Last Saturday in Hanoi, I did two things. In the afternoon I visited an Associated Press exhibition of some of the most iconic and disturbing images from the Vietnam War. In the evening, I went to a rock concert organised by the US Embassy to mark 20 years since the establishment of diplomatic relations with Vietnam.
And I also read the news.
I ended up spending the day thinking about the US in Vietnam.
The AP exhibition was put together to mark 40 years since the end of the Vietnam War - known here as the American War.
Whatever you make of US intentions in the 1960s and 70s, the prosecution of the war in Vietnam was founded on a flawed understanding of the enemy, an unjustified faith in military power, and showed scant regard for the lives of Vietnamese civilians and the land they lived on. Most people know that. And if you've lived in Vietnam a long time, you'll have a personal sense of it too.
The AP images recounted the tragedy.
I’d seen most of the photos many times, but they still packed a punch - especially in an exhibition where they’re all viewed together.
The evening concert couldn’t have been more different.
Called ASEAN Pride, it was a US Embassy sponsored celebration of Vietnam’s gay community - wrapped up in a twenty year celebration of renewed diplomatic ties between the US and Vietnam.
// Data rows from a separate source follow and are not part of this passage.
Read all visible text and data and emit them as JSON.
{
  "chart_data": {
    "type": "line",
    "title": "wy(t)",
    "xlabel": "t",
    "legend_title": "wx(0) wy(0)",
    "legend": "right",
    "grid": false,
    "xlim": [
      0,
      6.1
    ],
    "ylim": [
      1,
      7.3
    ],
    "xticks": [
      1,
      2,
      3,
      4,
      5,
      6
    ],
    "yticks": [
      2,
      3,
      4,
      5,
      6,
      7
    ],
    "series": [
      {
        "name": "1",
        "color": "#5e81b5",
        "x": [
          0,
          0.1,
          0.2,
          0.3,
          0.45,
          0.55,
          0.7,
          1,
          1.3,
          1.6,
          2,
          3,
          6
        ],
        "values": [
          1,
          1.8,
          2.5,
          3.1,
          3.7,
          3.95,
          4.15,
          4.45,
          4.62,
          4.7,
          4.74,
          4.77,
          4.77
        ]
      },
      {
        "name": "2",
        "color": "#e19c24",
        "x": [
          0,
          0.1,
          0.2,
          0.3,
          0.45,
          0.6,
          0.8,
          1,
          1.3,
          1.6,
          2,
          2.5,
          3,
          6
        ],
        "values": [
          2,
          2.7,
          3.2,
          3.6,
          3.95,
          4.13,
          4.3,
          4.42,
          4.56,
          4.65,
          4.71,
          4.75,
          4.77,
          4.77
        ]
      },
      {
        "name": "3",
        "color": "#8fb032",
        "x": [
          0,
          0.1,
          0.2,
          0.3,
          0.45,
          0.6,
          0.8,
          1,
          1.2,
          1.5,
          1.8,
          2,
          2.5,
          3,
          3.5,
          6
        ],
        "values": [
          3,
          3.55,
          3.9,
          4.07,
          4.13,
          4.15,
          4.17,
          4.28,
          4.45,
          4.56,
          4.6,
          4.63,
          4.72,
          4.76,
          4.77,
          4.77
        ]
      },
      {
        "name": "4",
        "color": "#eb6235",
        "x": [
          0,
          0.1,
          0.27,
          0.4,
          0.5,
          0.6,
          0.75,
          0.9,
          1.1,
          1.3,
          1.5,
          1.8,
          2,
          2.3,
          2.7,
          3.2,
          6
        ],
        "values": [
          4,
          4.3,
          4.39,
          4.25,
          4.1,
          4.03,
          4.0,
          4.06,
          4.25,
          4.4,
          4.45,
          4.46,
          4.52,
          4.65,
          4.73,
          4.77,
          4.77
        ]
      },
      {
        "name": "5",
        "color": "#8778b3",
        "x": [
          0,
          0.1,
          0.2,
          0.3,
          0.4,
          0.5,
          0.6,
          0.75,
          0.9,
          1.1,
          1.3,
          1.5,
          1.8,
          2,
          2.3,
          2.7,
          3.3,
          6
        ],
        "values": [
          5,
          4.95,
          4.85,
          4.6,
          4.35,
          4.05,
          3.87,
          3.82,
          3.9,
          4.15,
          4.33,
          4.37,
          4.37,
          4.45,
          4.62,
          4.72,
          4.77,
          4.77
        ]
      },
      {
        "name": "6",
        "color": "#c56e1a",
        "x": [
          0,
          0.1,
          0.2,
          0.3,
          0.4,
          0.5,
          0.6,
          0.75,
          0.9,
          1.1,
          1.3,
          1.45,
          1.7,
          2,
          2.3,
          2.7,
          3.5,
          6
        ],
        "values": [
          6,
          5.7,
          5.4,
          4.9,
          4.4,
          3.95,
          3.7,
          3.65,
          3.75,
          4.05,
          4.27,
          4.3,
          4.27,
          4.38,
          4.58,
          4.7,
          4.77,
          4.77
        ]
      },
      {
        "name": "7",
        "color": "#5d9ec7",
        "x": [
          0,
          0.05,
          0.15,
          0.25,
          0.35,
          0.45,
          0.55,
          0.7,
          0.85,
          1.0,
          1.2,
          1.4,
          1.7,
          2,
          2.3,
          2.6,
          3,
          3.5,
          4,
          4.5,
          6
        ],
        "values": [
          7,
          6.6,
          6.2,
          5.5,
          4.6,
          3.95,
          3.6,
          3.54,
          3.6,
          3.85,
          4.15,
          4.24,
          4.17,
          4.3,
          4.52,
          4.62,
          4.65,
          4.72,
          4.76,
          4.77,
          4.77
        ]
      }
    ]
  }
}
The headline act, American Vietnamese singer songwriter and activist Thao Nguyen and her band, The Get Down Stay Down, put on more than a great show. Thao Nguyen encapsulated an America of acceptance, tolerance and progress and connected beautifully with the Vietnamese audience.
It was United States soft power at work in a country with such a bitter experience of the worst of America's hard power.
If only the United States of tolerance and acceptance on display in Hanoi on Saturday night, was more representative of the reality of the nation - and its impact on the world.
Ambassador Ted Osius, I’m told the first openly gay US Ambassador in South East Asia, took to the stage with his husband, to welcome everybody and champion the cause of gay rights and acceptance.
It was an impressive thing to see.
But as I watched Ambassador Osius in action, I was reminded that the United States itself is a long way from being a bastion of liberal progressivism. The mixed crowd of Vietnamese and foreigners at the event was probably more progressive than middle America.
Representing the US (or Australia for that matter) as a shining light of tolerance and progress aint an easy gig these days. It seems like the US is exporting values to Vietnam that are under siege at home.
After all, a large segment of the Republican right wing (perhaps some Democrats too?) would likely be horrified to know that the 20th anniversary of diplomatic relations between the US and Vietnam was being marked with a music festival celebrating the gay community.
It also occurred to me that in this region, Vietnam is already relatively progressive in terms of LGBT issues. The fact that the event occurred is enough testament to that.
I can only assume that as Ambassador Osius spoke, he was also dealing with the shock of last week’s appalling Charleston race murders and his country’s tragic inability to put sensible controls around the availability of guns.
A year of revelation of police violence against the black community would also give pause to any American proposing to export values of tolerance and progressivism to the world.
The US homefront is looking fragile - with guns, racial violence, police brutality, gaping inequality and political dysfunction - all providing ammunition for America’s enemies. US democracy's embrace of the large corporation through the Citizens United Supreme Court decision, seems to provide a blueprint for the validation of what in other countries, might be called corruption.
It was good to see a side of America on display in Hanoi that’s finding it harder to express itself at home and is often crowded out by other issues abroad.
There have always been critics of the hypocrisy of US diplomacy. I’ve been on both sides of the argument. But few could fault the conviction of Ambassador Osius.
I wondered whether Vietnam might be considering making gun control the feature of a celebration of diplomatic relations in Washington?